Un colloque d’une grande richesse tel à été celui consacré à l’impact psychologique de l’esclavage organisé à Fort-de(France les 26 & 27 octobre 2016. Toutes les interventions étaient de qualité. Une des toutes premières fût celle de Patrick Chamoiseau qui s’ingénia à prendre à contre-pied ce que l’on entend habituellement par trauma pour s’en faire le chantre. Le trauma est lié intimement à la vie qui elle- même commence par celui de la naissance. Il s’est ensuite attaché à montré chez Césaire et Glissant un au-delà de l’événement. La prestation était brillante et (trop ?) longue comme à l’accoutumée. Même abrégée par la force du président de séance elle eut pour conséquence de supprimer une pause et de décaler l’ensemble du colloque.

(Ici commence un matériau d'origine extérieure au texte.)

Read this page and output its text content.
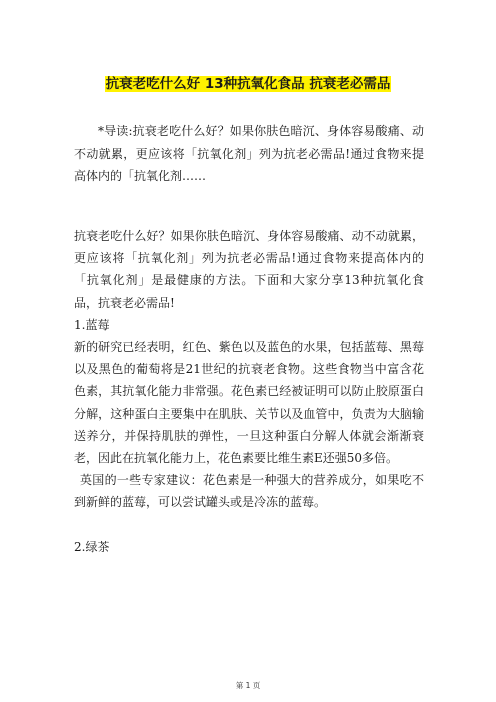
抗衰老吃什么好 13种抗氧化食品 抗衰老必需品
*导读:抗衰老吃什么好？如果你肤色暗沉、身体容易酸痛、动不动就累，更应该将「抗氧化剂」列为抗老必需品!通过食物来提高体内的「抗氧化剂……

抗衰老吃什么好？如果你肤色暗沉、身体容易酸痛、动不动就累，更应该将「抗氧化剂」列为抗老必需品!通过食物来提高体内的「抗氧化剂」是最健康的方法。下面和大家分享13种抗氧化食品，抗衰老必需品!

1.蓝莓

新的研究已经表明，红色、紫色以及蓝色的水果，包括蓝莓、黑莓以及黑色的葡萄将是21世纪的抗衰老食物。这些食物当中富含花色素，其抗氧化能力非常强。花色素已经被证明可以防止胶原蛋白分解，这种蛋白主要集中在肌肤、关节以及血管中，负责为大脑输送养分，并保持肌肤的弹性，一旦这种蛋白分解人体就会渐渐衰老，因此在抗氧化能力上，花色素要比维生素E还强50多倍。

英国的一些专家建议：花色素是一种强大的营养成分，如果吃不到新鲜的蓝莓，可以尝试罐头或是冷冻的蓝莓。

2.绿茶

第 1 页
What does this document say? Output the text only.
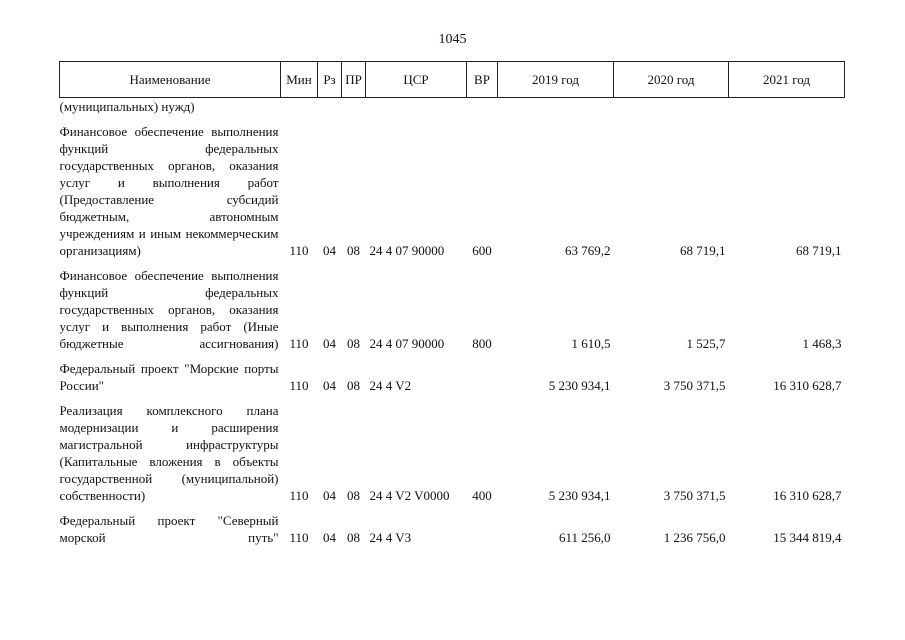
1045
Наименование	Мин	Рз	ПР	ЦСР	ВР	2019 год	2020 год	2021 год
(муниципальных) нужд)								

Финансовое обеспечение выполнения функций федеральных государственных органов, оказания услуг и выполнения работ (Предоставление субсидий бюджетным, автономным учреждениям и иным некоммерческим организациям)	110	04	08	24 4 07 90000	600	63 769,2	68 719,1	68 719,1

Финансовое обеспечение выполнения функций федеральных государственных органов, оказания услуг и выполнения работ (Иные бюджетные ассигнования)	110	04	08	24 4 07 90000	800	1 610,5	1 525,7	1 468,3

Федеральный проект "Морские порты России"	110	04	08	24 4 V2		5 230 934,1	3 750 371,5	16 310 628,7

Реализация комплексного плана модернизации и расширения магистральной инфраструктуры (Капитальные вложения в объекты государственной (муниципальной) собственности)	110	04	08	24 4 V2 V0000	400	5 230 934,1	3 750 371,5	16 310 628,7

Федеральный проект "Северный морской путь"	110	04	08	24 4 V3		611 256,0	1 236 756,0	15 344 819,4
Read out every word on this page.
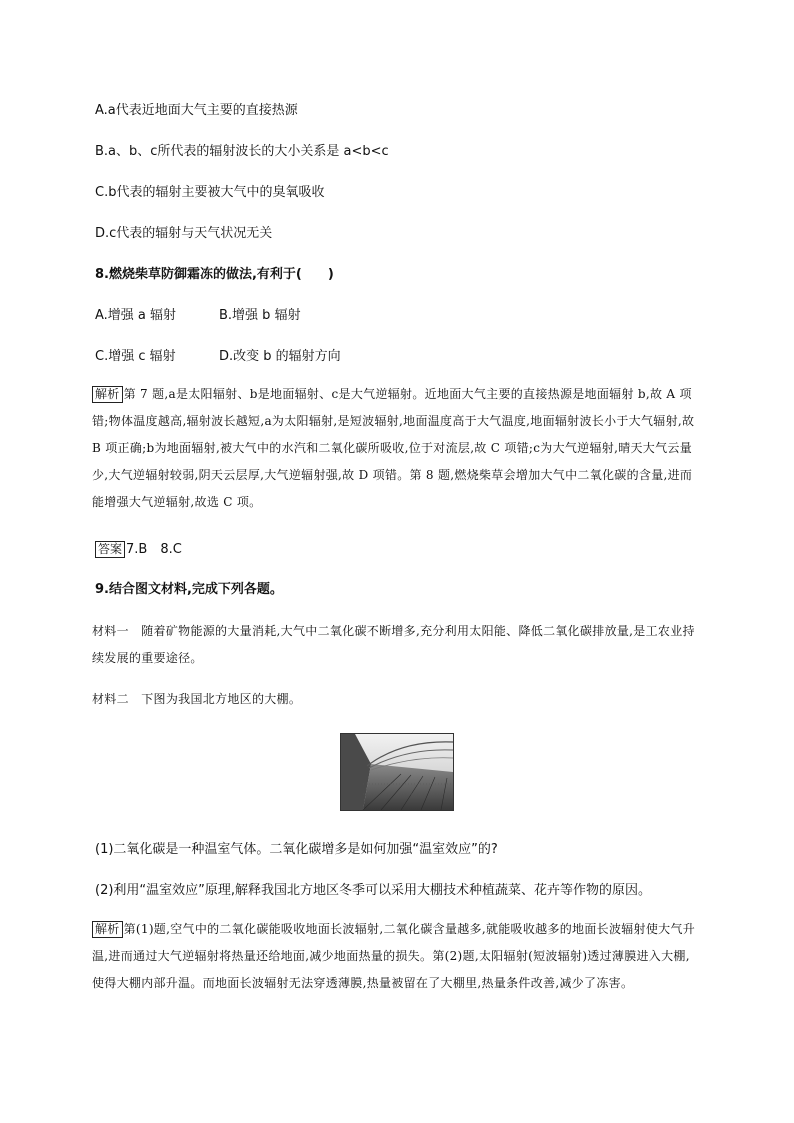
A.a代表近地面大气主要的直接热源
B.a、b、c所代表的辐射波长的大小关系是 a<b<c
C.b代表的辐射主要被大气中的臭氧吸收
D.c代表的辐射与天气状况无关
8.燃烧柴草防御霜冻的做法,有利于(　　)
A.增强 a 辐射	B.增强 b 辐射
C.增强 c 辐射	D.改变 b 的辐射方向
解析 第 7 题,a是太阳辐射、b是地面辐射、c是大气逆辐射。近地面大气主要的直接热源是地面辐射 b,故 A 项错;物体温度越高,辐射波长越短,a为太阳辐射,是短波辐射,地面温度高于大气温度,地面辐射波长小于大气辐射,故 B 项正确;b为地面辐射,被大气中的水汽和二氧化碳所吸收,位于对流层,故 C 项错;c为大气逆辐射,晴天大气云量少,大气逆辐射较弱,阴天云层厚,大气逆辐射强,故 D 项错。第 8 题,燃烧柴草会增加大气中二氧化碳的含量,进而能增强大气逆辐射,故选 C 项。
答案 7.B　8.C
9.结合图文材料,完成下列各题。
材料一 随着矿物能源的大量消耗,大气中二氧化碳不断增多,充分利用太阳能、降低二氧化碳排放量,是工农业持续发展的重要途径。
材料二 下图为我国北方地区的大棚。
(1)二氧化碳是一种温室气体。二氧化碳增多是如何加强“温室效应”的?
(2)利用“温室效应”原理,解释我国北方地区冬季可以采用大棚技术种植蔬菜、花卉等作物的原因。
解析 第(1)题,空气中的二氧化碳能吸收地面长波辐射,二氧化碳含量越多,就能吸收越多的地面长波辐射使大气升温,进而通过大气逆辐射将热量还给地面,减少地面热量的损失。第(2)题,太阳辐射(短波辐射)透过薄膜进入大棚,使得大棚内部升温。而地面长波辐射无法穿透薄膜,热量被留在了大棚里,热量条件改善,减少了冻害。
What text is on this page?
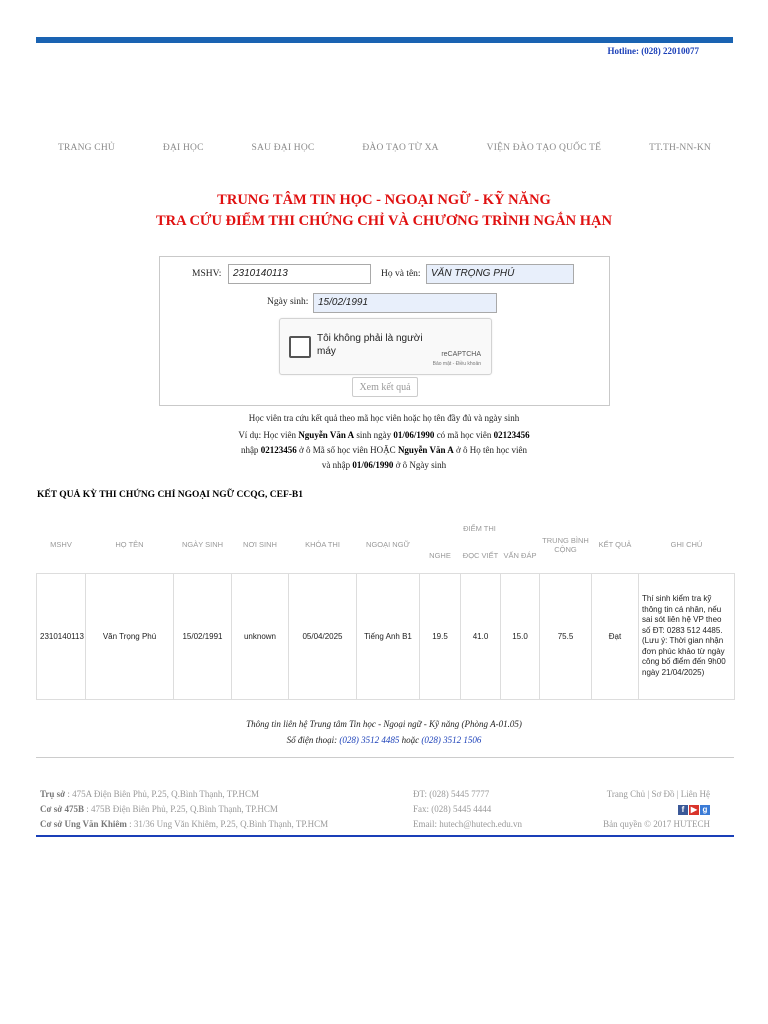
Hotline: (028) 22010077
TRANG CHỦ	ĐẠI HỌC	SAU ĐẠI HỌC	ĐÀO TẠO TỪ XA	VIỆN ĐÀO TẠO QUỐC TẾ	TT.TH-NN-KN
TRUNG TÂM TIN HỌC - NGOẠI NGỮ - KỸ NĂNG
TRA CỨU ĐIỂM THI CHỨNG CHỈ VÀ CHƯƠNG TRÌNH NGẮN HẠN
MSHV:	2310140113	Họ và tên:	VĂN TRỌNG PHÚ
Ngày sinh: 15/02/1991
Tôi không phải là người máy	reCAPTCHA
Bảo mật - Điều khoản
Xem kết quả
Học viên tra cứu kết quả theo mã học viên hoặc họ tên đầy đủ và ngày sinh
Ví dụ: Học viên Nguyễn Văn A sinh ngày 01/06/1990 có mã học viên 02123456
nhập 02123456 ở ô Mã số học viên HOẶC Nguyễn Văn A ở ô Họ tên học viên
và nhập 01/06/1990 ở ô Ngày sinh
KẾT QUẢ KỲ THI CHỨNG CHỈ NGOẠI NGỮ CCQG, CEF-B1
MSHV	HỌ TÊN	NGÀY SINH	NƠI SINH	KHÓA THI	NGOẠI NGỮ	ĐIỂM THI			TRUNG BÌNH CỘNG	KẾT QUẢ	GHI CHÚ
						NGHE	ĐỌC VIẾT	VẤN ĐÁP			
2310140113	Văn Trọng Phú	15/02/1991	unknown	05/04/2025	Tiếng Anh B1	19.5	41.0	15.0	75.5	Đạt	Thí sinh kiểm tra kỹ thông tin cá nhân, nếu sai sót liên hệ VP theo số ĐT: 0283 512 4485. (Lưu ý: Thời gian nhận đơn phúc khảo từ ngày công bố điểm đến 9h00 ngày 21/04/2025)
Thông tin liên hệ Trung tâm Tin học - Ngoại ngữ - Kỹ năng (Phòng A-01.05)
Số điện thoại: (028) 3512 4485 hoặc (028) 3512 1506
Trụ sở : 475A Điện Biên Phủ, P.25, Q.Bình Thạnh, TP.HCM
Cơ sở 475B : 475B Điện Biên Phủ, P.25, Q.Bình Thạnh, TP.HCM
Cơ sở Ung Văn Khiêm : 31/36 Ung Văn Khiêm, P.25, Q.Bình Thạnh, TP.HCM
ĐT: (028) 5445 7777
Fax: (028) 5445 4444
Email: hutech@hutech.edu.vn
Trang Chủ | Sơ Đồ | Liên Hệ
f ▶ g
Bản quyền © 2017 HUTECH
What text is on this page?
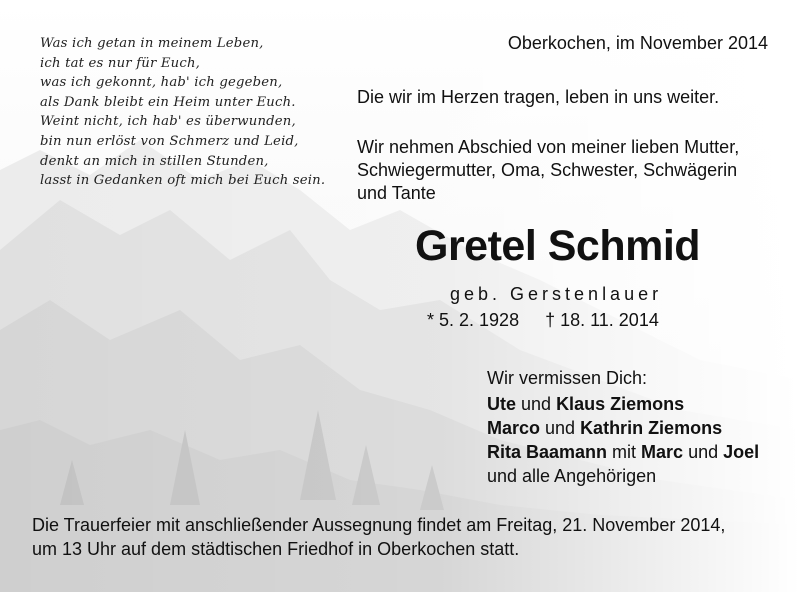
Was ich getan in meinem Leben,
ich tat es nur für Euch,
was ich gekonnt, hab' ich gegeben,
als Dank bleibt ein Heim unter Euch.
Weint nicht, ich hab' es überwunden,
bin nun erlöst von Schmerz und Leid,
denkt an mich in stillen Stunden,
lasst in Gedanken oft mich bei Euch sein.
Oberkochen, im November 2014
Die wir im Herzen tragen, leben in uns weiter.
Wir nehmen Abschied von meiner lieben Mutter, Schwiegermutter, Oma, Schwester, Schwägerin und Tante
Gretel Schmid
geb. Gerstenlauer
* 5. 2. 1928 † 18. 11. 2014
Wir vermissen Dich:
Ute und Klaus Ziemons
Marco und Kathrin Ziemons
Rita Baamann mit Marc und Joel
und alle Angehörigen
Die Trauerfeier mit anschließender Aussegnung findet am Freitag, 21. November 2014,
um 13 Uhr auf dem städtischen Friedhof in Oberkochen statt.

Si toutes les communications faites lors de la première journée du colloque étaient de qualité l’une d’entre elles a émergé du lot par son contenu résolument novateur. Ariane Giacobino, généticienne s’est appliquée à expliquer comment un traumatisme psychique s’inscrit sur l’ADN et comment cette inscription se transmettait de façon épigénétique. Le patrimoine génétique n’est pas modifié mais l’expression du gène est soit stimulée soit inhibée. L’épigénome est donc sensible à l’âge, à l’environnement et donc aux traumas. Les travaux d’Ariane Giacobino montrent que les modifications épigénétiques se transmettent sur trois générations, tant du côté des descendants des esclaves que du coté des fils et filles d’esclavagistes. Les modifications de l’épigénome sont réversibles,  reste à penser les articulations possibles avc la notion de résilience.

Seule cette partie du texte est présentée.